Contractor members showed time taken to pay invoices has fallen to an average of 36 days, down from 45 days just 18 months ago. Over a third have actually improved their performance by 15 days or more during this period. On average, Contractor members now pay 91% of their invoices within 60 days, up from 80%.
Build UK has been benchmarking its members’ payment performance since July 2018, in line with the target set out in the Government’s Construction Sector Deal. Build UK also continues to provide information on the payment performance of central Government departments, with 13 of the 16 departments paying over 95% of their invoices within 30 days.
Compiling data in this way has presented a coherent picture of payment practices within construction, which has been welcomed by Government for driving culture change and enabling informed decision-making.
This initiative, alongside the recent publication of guidance to support the Build UK recommendation on contract terms, is part of Build UK’s wider strategy to promote collaboration in the supply chain and tackle the wider issues associated with the high risk, low margin construction business model.

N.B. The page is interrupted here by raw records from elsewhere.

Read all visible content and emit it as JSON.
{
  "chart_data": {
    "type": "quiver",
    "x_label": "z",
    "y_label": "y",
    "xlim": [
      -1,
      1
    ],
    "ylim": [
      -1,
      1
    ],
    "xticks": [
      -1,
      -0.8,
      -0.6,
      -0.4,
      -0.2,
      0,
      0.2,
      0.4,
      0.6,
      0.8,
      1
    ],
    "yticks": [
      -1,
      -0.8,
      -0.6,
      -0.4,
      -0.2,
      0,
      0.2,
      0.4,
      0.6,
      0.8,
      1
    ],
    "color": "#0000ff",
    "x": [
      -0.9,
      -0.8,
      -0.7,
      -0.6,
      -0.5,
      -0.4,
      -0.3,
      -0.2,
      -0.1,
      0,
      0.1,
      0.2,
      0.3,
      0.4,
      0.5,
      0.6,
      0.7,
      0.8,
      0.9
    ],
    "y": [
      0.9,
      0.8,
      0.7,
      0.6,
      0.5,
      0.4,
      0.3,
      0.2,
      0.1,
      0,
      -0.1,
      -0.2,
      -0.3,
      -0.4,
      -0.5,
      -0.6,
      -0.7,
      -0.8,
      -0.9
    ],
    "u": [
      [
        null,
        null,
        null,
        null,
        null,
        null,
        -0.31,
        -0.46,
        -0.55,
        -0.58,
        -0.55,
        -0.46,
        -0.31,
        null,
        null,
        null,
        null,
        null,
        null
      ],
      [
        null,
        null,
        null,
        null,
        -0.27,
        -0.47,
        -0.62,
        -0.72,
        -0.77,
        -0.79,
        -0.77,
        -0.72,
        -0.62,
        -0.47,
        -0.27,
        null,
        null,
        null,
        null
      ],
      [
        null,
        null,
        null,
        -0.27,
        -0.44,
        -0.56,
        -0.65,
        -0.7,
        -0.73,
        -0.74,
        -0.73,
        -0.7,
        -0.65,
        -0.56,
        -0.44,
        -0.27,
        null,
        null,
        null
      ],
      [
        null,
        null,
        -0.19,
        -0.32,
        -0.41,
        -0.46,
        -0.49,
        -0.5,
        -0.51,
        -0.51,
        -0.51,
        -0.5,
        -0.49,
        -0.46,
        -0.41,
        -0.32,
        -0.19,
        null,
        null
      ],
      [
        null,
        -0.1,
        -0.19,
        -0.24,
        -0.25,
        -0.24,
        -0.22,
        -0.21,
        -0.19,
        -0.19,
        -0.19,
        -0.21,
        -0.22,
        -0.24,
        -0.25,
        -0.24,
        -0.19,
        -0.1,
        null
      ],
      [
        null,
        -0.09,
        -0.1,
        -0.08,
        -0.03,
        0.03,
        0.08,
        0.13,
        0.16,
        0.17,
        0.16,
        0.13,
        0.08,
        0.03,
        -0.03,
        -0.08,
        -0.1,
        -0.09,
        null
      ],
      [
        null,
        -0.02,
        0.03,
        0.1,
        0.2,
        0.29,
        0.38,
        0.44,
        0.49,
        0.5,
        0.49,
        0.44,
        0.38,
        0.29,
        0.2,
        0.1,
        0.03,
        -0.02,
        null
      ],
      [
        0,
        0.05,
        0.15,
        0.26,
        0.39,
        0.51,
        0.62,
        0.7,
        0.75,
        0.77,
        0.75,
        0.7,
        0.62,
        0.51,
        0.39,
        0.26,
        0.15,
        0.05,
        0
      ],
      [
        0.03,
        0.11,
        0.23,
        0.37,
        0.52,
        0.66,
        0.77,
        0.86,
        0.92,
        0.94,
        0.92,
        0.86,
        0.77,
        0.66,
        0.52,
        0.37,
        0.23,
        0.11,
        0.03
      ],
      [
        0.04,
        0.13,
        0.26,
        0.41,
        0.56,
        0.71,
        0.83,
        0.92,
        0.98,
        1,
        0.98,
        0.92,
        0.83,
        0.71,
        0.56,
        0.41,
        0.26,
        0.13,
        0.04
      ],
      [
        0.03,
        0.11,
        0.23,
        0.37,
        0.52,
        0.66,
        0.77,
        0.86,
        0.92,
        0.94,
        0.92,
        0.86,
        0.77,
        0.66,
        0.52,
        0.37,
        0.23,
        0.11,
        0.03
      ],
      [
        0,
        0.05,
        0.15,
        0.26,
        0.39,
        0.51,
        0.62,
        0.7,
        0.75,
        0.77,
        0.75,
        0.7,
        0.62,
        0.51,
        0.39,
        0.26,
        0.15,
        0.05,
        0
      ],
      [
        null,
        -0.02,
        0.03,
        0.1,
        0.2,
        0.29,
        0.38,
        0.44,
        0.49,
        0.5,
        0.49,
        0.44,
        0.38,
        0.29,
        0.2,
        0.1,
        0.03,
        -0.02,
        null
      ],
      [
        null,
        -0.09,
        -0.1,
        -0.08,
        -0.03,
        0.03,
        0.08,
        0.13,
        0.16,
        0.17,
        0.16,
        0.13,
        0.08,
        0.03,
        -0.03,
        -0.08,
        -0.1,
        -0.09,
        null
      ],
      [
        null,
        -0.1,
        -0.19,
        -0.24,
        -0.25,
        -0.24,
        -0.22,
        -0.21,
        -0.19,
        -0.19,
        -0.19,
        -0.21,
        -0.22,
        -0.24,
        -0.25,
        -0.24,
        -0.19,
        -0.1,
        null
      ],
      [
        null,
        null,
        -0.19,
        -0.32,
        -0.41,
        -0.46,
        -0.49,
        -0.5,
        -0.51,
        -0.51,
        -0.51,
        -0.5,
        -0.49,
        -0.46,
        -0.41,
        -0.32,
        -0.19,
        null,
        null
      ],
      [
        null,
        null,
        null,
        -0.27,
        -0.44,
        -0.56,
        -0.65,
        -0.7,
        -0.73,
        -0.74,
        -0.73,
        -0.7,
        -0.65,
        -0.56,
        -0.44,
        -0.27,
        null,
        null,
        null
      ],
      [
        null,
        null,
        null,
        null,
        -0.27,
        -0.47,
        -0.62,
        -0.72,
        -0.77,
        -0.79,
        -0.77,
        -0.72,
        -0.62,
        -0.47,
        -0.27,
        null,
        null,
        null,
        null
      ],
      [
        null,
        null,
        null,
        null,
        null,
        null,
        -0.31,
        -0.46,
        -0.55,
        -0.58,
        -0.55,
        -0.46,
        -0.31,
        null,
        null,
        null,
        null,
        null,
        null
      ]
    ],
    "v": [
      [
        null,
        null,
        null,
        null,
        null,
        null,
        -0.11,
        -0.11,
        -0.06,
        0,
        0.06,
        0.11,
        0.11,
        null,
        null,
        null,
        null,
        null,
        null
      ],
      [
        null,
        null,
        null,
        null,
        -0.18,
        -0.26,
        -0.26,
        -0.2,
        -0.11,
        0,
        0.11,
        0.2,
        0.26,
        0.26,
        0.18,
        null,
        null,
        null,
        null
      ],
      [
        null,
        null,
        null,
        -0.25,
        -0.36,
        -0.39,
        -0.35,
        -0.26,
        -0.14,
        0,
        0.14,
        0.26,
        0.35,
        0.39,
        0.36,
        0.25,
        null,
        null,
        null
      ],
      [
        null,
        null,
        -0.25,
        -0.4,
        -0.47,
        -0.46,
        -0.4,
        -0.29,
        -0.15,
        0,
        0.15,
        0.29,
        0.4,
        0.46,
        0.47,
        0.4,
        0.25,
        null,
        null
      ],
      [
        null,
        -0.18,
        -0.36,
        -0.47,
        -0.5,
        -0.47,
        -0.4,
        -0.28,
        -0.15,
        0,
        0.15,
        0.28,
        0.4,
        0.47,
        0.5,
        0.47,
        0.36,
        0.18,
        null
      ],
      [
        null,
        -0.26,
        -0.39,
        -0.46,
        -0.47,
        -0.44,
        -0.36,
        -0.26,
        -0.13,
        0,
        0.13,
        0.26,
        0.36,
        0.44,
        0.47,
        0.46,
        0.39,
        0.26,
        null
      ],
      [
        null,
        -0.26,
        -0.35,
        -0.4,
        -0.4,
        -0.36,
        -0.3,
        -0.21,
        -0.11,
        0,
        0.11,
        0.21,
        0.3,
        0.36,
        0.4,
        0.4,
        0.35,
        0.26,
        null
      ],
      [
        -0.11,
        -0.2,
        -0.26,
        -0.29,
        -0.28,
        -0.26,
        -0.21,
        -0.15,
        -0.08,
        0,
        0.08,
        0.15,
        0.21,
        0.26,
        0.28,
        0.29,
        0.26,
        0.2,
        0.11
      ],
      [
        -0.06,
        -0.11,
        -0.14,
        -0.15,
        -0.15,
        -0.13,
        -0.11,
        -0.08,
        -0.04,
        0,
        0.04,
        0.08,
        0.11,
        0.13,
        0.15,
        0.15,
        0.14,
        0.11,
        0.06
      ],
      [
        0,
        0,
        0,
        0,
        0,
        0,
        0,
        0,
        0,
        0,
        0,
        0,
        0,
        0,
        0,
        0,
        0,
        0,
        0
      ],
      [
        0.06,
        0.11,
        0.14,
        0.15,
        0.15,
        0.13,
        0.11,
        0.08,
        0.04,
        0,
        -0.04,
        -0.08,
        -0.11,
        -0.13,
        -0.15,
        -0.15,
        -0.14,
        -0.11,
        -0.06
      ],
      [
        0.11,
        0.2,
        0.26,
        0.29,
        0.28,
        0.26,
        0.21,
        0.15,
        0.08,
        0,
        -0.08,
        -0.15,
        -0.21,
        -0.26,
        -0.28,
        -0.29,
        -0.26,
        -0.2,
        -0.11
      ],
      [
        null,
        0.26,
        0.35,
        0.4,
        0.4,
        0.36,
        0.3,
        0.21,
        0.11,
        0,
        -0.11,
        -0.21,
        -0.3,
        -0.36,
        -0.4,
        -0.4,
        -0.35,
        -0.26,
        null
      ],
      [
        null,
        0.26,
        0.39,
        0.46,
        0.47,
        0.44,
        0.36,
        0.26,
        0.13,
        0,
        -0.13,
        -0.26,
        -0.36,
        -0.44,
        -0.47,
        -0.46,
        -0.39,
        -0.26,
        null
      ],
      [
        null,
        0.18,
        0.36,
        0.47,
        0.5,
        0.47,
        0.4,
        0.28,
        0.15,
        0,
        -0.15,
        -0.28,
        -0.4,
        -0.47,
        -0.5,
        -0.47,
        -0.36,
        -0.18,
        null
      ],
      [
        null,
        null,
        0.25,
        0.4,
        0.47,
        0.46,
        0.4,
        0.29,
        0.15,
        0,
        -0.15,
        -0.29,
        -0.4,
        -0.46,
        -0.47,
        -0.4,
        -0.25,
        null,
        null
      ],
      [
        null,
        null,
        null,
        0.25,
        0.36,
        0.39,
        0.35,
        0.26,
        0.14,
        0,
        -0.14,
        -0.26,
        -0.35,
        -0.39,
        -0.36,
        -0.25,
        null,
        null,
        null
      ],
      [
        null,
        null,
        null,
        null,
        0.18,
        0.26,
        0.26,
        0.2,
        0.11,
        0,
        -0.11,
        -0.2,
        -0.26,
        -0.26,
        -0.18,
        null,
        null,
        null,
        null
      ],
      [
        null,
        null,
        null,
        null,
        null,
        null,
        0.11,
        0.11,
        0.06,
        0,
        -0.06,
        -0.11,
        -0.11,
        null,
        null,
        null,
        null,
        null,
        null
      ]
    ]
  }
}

Build UK Deputy Chief Executive Jo Fautley said: “We have seen consistent improvement from our members since Build UK began benchmarking their payment performance in 2018. Contractor members in particular have taken the opportunity to change the industry’s approach to late payment, recognising the importance of transparency to drive good practice. There is still work to be done but these latest results show that we are definitely heading in the right direction.”
The new figures a week after a Freedom of Information survey of Welsh health authorities revealed a lack of action in curbing payment abuse of SMEs in construction supply chains. The survey was carried out by SEC Group during a period which saw the collapse of Dawnus Construction which left £40 million owing to SME trade contractors across Wales.